CAT infrastructure is what enables boosted productivity, cuts costs and shortens the turnaround time, so it is easy to see why the properties of the source files are one of the essential elements of the localization process.

In cases when source files cannot be easily imported into a CAT software, there are ways to process these files to enable smooth execution of the localization project, such as:

  • OCR or Optical Character Recognition

In certain cases, the materials for localization exist only in the form of scanned documents, or they include images or scanned elements such as seals, tables, or even written text. To make these files editable, technical localization teams perform OCR processing to generate a searchable and editable textual file that will be used in the further phases of the process.

  • Alignment

In cases when there are (editable or uneditable) translated versions of documents that were not generated in a CAT tool, it is possible to perform the OCR and subsequently the alignment process to develop translation memories that will enable faster, cheaper and leaner localization with improved lexical consistency.
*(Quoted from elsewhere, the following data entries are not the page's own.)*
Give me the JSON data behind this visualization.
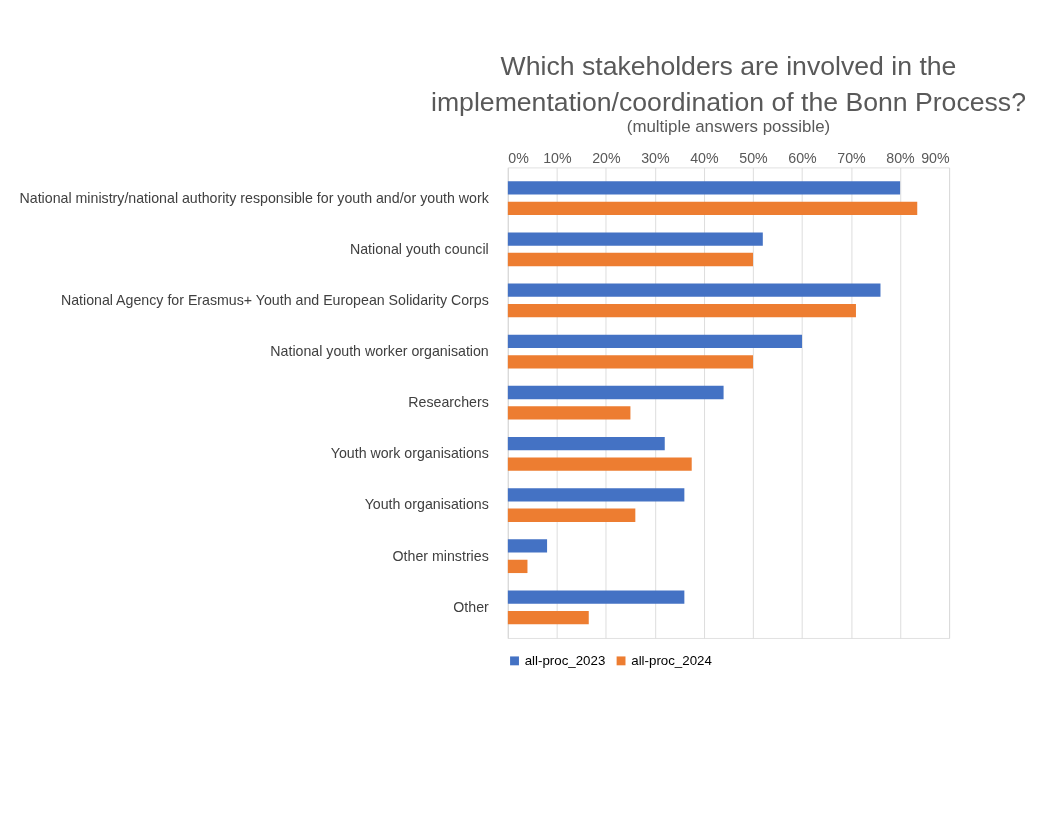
{
  "chart_data": {
    "type": "bar",
    "orientation": "horizontal",
    "title": "Which stakeholders are involved in the implementation/coordination of the Bonn Process?",
    "subtitle": "(multiple answers possible)",
    "categories": [
      "National ministry/national authority responsible for youth and/or youth work",
      "National youth council",
      "National Agency for Erasmus+ Youth and European Solidarity Corps",
      "National youth worker organisation",
      "Researchers",
      "Youth work organisations",
      "Youth organisations",
      "Other minstries",
      "Other"
    ],
    "series": [
      {
        "name": "all-proc_2023",
        "color": "#4472c4",
        "values": [
          80,
          52,
          76,
          60,
          44,
          32,
          36,
          8,
          36
        ]
      },
      {
        "name": "all-proc_2024",
        "color": "#ed7d31",
        "values": [
          83.5,
          50,
          71,
          50,
          25,
          37.5,
          26,
          4,
          16.5
        ]
      }
    ],
    "xlim": [
      0,
      90
    ],
    "xticks": [
      {
        "value": 0,
        "label": "0%"
      },
      {
        "value": 10,
        "label": "10%"
      },
      {
        "value": 20,
        "label": "20%"
      },
      {
        "value": 30,
        "label": "30%"
      },
      {
        "value": 40,
        "label": "40%"
      },
      {
        "value": 50,
        "label": "50%"
      },
      {
        "value": 60,
        "label": "60%"
      },
      {
        "value": 70,
        "label": "70%"
      },
      {
        "value": 80,
        "label": "80%"
      },
      {
        "value": 90,
        "label": "90%"
      }
    ],
    "grid": "x",
    "legend": "bottom"
  }
}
  • Development of Terminology Bases

It is always recommended to extract specific terms and phrases – from taglines to any project-related terms that require special attention – before the localization process begins, and to develop terminology bases that will contain client-approved translations of these terms and phrases. This approach will save time and resources and ensure consistency and quality of the localized materials.

Fixing the Quality Issues in the Target

Quality Assurance (QA) process is performed on translated and reviewed files to check and resolve any errors that may have slipped through. The QA process is also computer-assisted and can be performed within the CAT tool or with independent QA applications.

What is usually checked are issues that involve spelling, formatting, tags, numbers and consistency. Depending on the project requirements, there are various types and levels of quality assurance, and dedicated QA programs are developed for each project.

It should be noted that the QA process is performed on purely textual files before they are sent to further processing, depending on the file format. After this stage, further quality control steps may include:

  • DTP or Desktop Publishing + Proofreading

Even the best laid translations may go awry once the translated text is imported into a page layout software. Different languages (and different scripts) have different lengths, there may be issues with text breaks, fonts, layouts and everything in between.

This is why DTP should be performed with proofreading that will enable the linguist team to check their translation in context and address any issues before the localized materials are published.

  • Software testing

In cases when the subject of localization is software, testing of localized apps (or, alternatively, screenshots) is performed for the same reasons as proofreading – to enable the linguists and QA teams to check their work in context and address any issues.

Under One Roof

While each of these processes can be performed by different teams and by various organizations, the record shows that centralizing the entire localization process and the supporting processes provides higher quality and faster turnaround times – simply because the linguist and technical teams within the same organization who work in accordance with harmonized rules and procedures are essentially all working on the same task with the same goal.

There is little room for “not my job” mentality, misunderstandings of technical and language aspects of the source material and similar weak spots that may lead to errors, delayed product launches or suboptimal localization.

Lest we forget, we localize content to localize the experience, and one of the fastest and safest ways to do it is by bringing various talents whose services are required for localization under the same roof. This enables linguists to know how their translations will be used and they will have an opportunity to adapt their work accordingly and to check it in context, while the tech people will be aware of the importance of linguistic subtleties in their line of work, and the result can only be a high quality localization.